Die Seerose im Speisesaal
Venezianische Geschichten
(tkr).
Wenn Prominente Bücher schreiben, werden diese meistens eine Abrechnung
mit Ex-Partnern und Kollegen oder ein Seelenstriptease auf Klatschspalten-Niveau.
Weder das eine noch das andere trifft auf Schauspieler Ulrich Tukurs literarischen
Erstling zu. In die „Seerose im Speisesaal“ sind elf tragische, komische und
anrührende Kurzgeschichten versammelt, die auf wahren Begebenheiten beruhen.

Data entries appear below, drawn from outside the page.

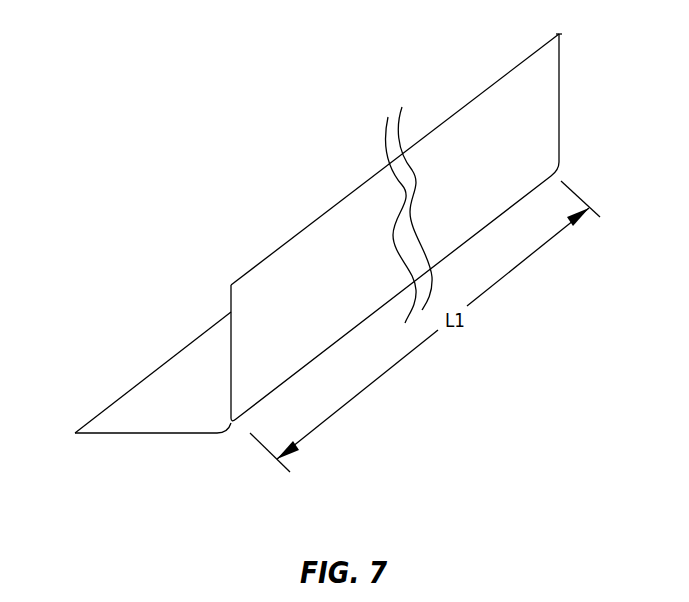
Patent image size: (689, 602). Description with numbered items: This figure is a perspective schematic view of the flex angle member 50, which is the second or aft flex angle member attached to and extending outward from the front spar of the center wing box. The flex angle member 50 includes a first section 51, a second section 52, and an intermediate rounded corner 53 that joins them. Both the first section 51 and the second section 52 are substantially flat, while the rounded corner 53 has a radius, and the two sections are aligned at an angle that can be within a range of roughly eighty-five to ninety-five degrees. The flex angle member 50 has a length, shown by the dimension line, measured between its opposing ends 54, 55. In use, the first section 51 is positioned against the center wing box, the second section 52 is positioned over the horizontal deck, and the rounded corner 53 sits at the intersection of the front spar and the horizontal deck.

The flex angle member 50 is at (360, 260).
The first section 51 is at (537, 120).
The second section 52 is at (172, 387).
The rounded corner 53 is at (232, 428).
The end 54 is at (138, 433).
The end 55 is at (562, 65).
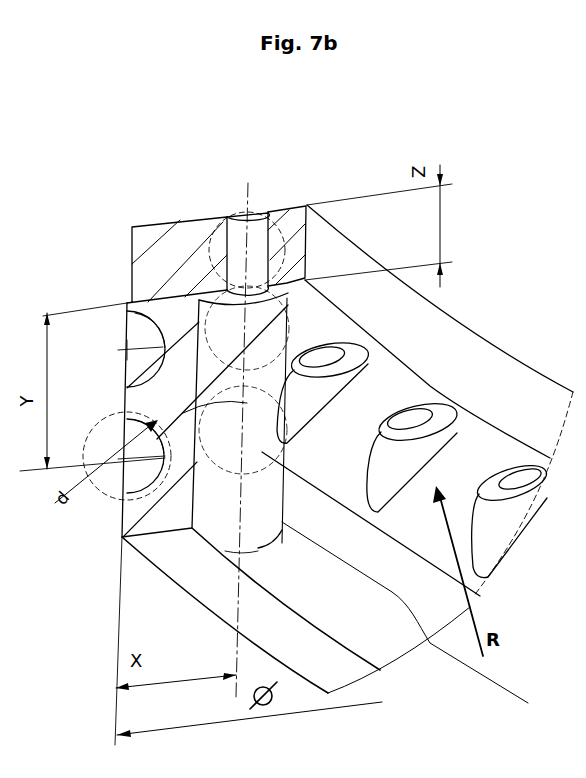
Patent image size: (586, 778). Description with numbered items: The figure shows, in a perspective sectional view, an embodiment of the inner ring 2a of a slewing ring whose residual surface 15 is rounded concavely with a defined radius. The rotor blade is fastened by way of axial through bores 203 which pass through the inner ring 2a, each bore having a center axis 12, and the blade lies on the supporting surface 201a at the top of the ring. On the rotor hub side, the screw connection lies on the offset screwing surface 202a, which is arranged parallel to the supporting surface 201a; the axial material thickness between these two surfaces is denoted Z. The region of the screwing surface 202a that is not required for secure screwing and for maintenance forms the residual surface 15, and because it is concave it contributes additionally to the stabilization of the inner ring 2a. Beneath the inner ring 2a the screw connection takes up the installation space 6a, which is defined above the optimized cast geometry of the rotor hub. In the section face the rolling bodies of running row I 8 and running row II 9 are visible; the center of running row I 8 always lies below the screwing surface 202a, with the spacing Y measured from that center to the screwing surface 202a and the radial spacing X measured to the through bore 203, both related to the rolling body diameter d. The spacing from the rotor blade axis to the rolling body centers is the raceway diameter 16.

The supporting surface 201a is at (178, 216).
The axial through bore 203 is at (200, 216).
The center axis 12 is at (257, 183).
The screwing surface 202a is at (440, 403).
The residual surface 15 is at (450, 400).
The inner ring 2a is at (533, 392).
The running row II 9 is at (122, 350).
The running row I 8 is at (135, 432).
The raceway diameter 16 is at (296, 615).
The installation space 6a is at (411, 612).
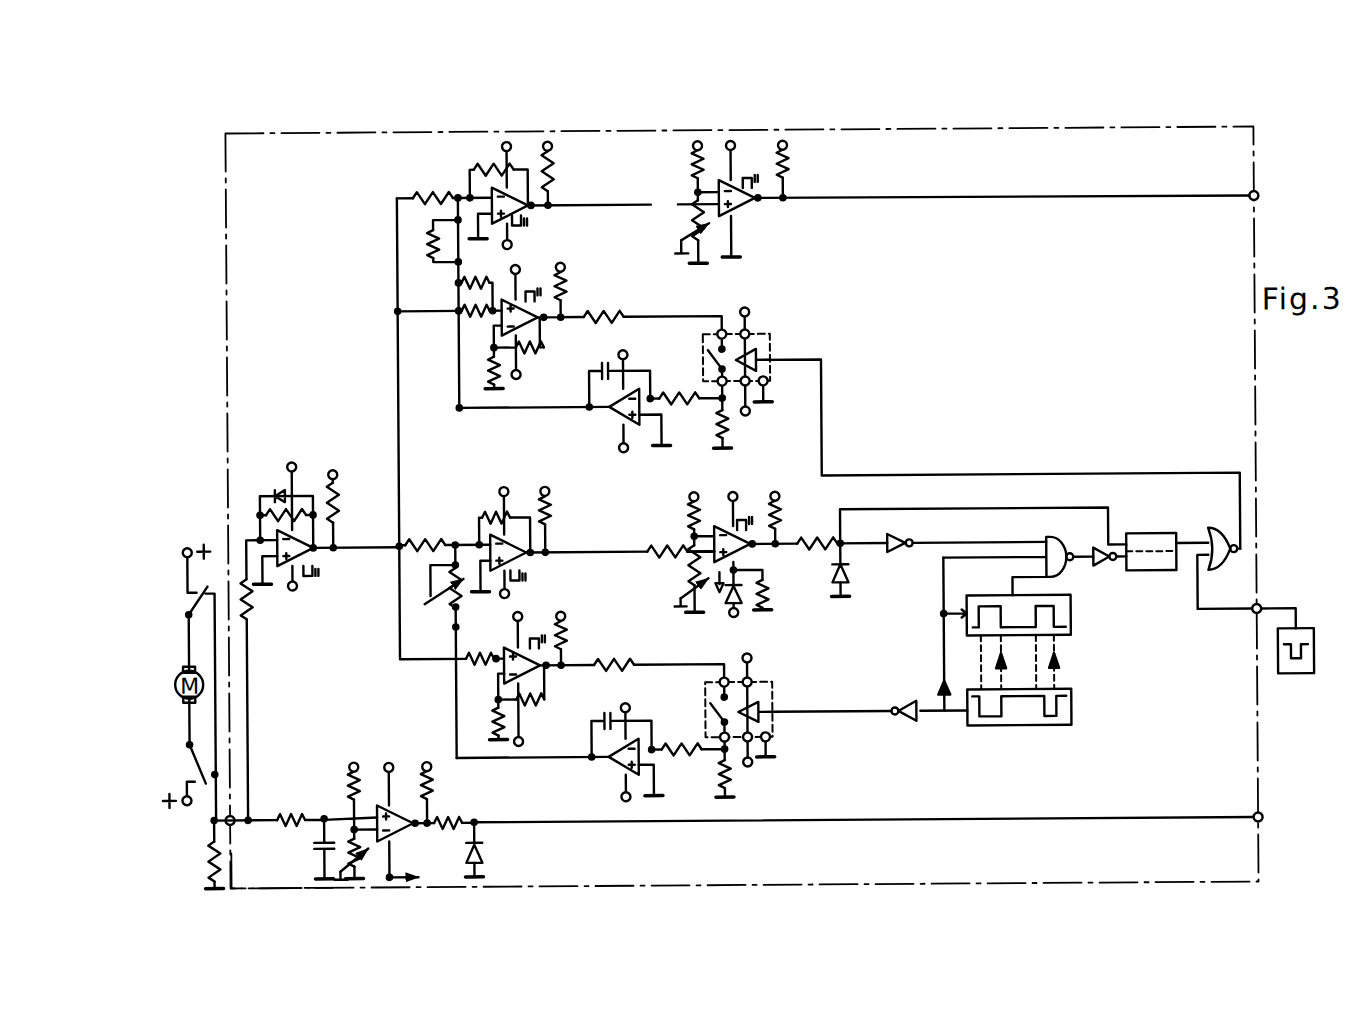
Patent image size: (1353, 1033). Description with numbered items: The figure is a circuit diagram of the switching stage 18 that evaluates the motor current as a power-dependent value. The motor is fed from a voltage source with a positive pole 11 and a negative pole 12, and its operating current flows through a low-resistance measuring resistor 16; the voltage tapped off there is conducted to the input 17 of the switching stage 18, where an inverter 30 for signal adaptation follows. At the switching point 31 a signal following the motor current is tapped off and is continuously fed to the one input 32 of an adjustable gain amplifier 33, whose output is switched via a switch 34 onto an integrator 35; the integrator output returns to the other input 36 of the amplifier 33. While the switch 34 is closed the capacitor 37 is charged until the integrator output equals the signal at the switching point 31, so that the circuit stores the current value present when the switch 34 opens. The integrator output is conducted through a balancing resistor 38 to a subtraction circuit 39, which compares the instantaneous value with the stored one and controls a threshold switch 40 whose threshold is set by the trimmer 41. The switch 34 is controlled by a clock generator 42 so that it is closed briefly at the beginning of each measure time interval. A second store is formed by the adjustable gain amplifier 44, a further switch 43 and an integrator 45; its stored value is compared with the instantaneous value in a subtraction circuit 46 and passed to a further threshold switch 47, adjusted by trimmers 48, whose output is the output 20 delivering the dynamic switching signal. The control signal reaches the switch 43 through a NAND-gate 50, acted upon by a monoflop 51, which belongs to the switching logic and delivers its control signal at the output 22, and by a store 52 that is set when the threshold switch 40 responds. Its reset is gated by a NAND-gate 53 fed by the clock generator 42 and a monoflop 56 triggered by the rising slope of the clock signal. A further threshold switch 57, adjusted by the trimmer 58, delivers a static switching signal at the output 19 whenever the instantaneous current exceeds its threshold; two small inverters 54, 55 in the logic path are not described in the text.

The positive pole 11 is at (187, 544).
The negative pole 12 is at (225, 878).
The low-resistance resistor 16 is at (207, 858).
The input 17 is at (229, 812).
The switching stage 18 is at (256, 188).
The output 19 is at (1261, 820).
The output 20 is at (1261, 199).
The output 22 is at (1261, 609).
The inverter 30 is at (316, 593).
The switching point 31 is at (397, 540).
The input 32 is at (420, 662).
The adjustable gain amplifier 33 is at (539, 618).
The switch 34 is at (707, 712).
The integrator 35 is at (611, 771).
The input 36 is at (455, 627).
The capacitor 37 is at (608, 712).
The balancing resistor 38 is at (431, 610).
The subtraction circuit 39 is at (523, 493).
The threshold switch 40 is at (749, 493).
The trimmer 41 is at (681, 582).
The clock generator 42 is at (1070, 713).
The switch 43 is at (712, 362).
The adjustable gain amplifier 44 is at (539, 275).
The integrator 45 is at (612, 427).
The subtraction circuit 46 is at (462, 186).
The threshold switch 47 is at (754, 219).
The trimmers 48 is at (710, 258).
The NAND-gate 50 is at (1220, 571).
The monoflop 51 is at (1300, 678).
The store 52 is at (1160, 536).
The NAND-gate 53 is at (1060, 544).
The inverter 54 is at (913, 540).
The inverter 55 is at (1112, 563).
The monoflop 56 is at (1072, 612).
The threshold switch 57 is at (392, 753).
The trimmer 58 is at (367, 853).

Sie alle sind in ihrer Kürze so dicht mit Leben gefüllt, das Ulrich
Tukur aus jeder von ihnen einen Roman hätte machen können. Die Geschichten
erzählen Episoden aus Venedig, wobei es nie um die Lagunenstadt selbst
geht, sondern diese nur als Kulisse dient. Als zweite unbeabsichtigte Klammer,
so schreibt Ulrich Tukur im Vorwort, habe sich der Tod ergeben. „Ich habe
ihn in dieser Stadt oft beobachtet, hier fühlt er sich wohl, er versteckt
sich nicht und hat auf San Michele die schönste Heimstatt gefunden, die
man sich denken kann.“
Ulrich Tukur wagt Ungewöhnliches: Mal schreibt er aus der Perspektive eines Toten, mal wird er autobiographisch. Seine Geschichten schlagen eine Brücke zwischen Vergangenheit und Gegenwart, Fiktion und Realität. Er portraitiert die Veneter und dokumentiert die Serenissima als einen „Knotenpunkt, an dem vieles auf sonderbare Weise zusammenläuft, was nichts miteinander zu tun hat.“ Ulrich Tukur entdeckt das Besondere im Alltäglichen und sucht das Absonderliche in seiner morbiden Kulisse. So hängt am Deutschen Konsulat ein Klingelschild, das verblüffende Ähnlichkeit mit Hitler besitzt und die touristischen Gemüter in Aufruhe versetzt. Da gibt es den jungen Arturo, dem auf mysteriöse Weise so viel Geld für seine Eisdiele geboten wird, dass er Venedig endlich verlassen kann. Und es gibt natürlich Venedigs Kanäle, die öfter zum Grab werden als man denkt.
Ulrich Tukur bereitet dem Leser mit „Die Seerose im Speisesaal“ ein spannendes, sprachgewaltiges und anspruchsvolles Werk. Seine Sprache ist präzise gewählt und erzeugt klare und eindrucksvolle Bilder im Kopf des Lesers. Umrahmt sind die Geschichten von zahlreichen wunderschönen Schwarzweiß-Fotografien von Katharina John.
Mit Köpfchen statt Kitsch zeigt „Die Seerose im Speisesaal“ Venedig in all seinen Facetten. Bravo!
Autorenportrait:
Ulrich Tukur in Viernheim geboren, studierte Germanistik, Anglistik und Geschichte, bevor er an die „Staatliche Schauspielschule Stuttgart“ ging. Er spielte in Michael Verhoevens Film „Die weiße Rose“, später wurde das „Deutsche Schauspielhaus“ in Hamburg und die „Hamburger Kammerspiele“ seine künstlerische Heimat. Er bevorzugt abgründige, zerrissene Figuren wie zuletzt Stasioffizier Anton Grubitz in dem Oscar®-prämierten Film „Das Leben der Anderen“. Der Schauspieler lebt mit seiner Frau, der Fotografin Katharina John, in Venedig.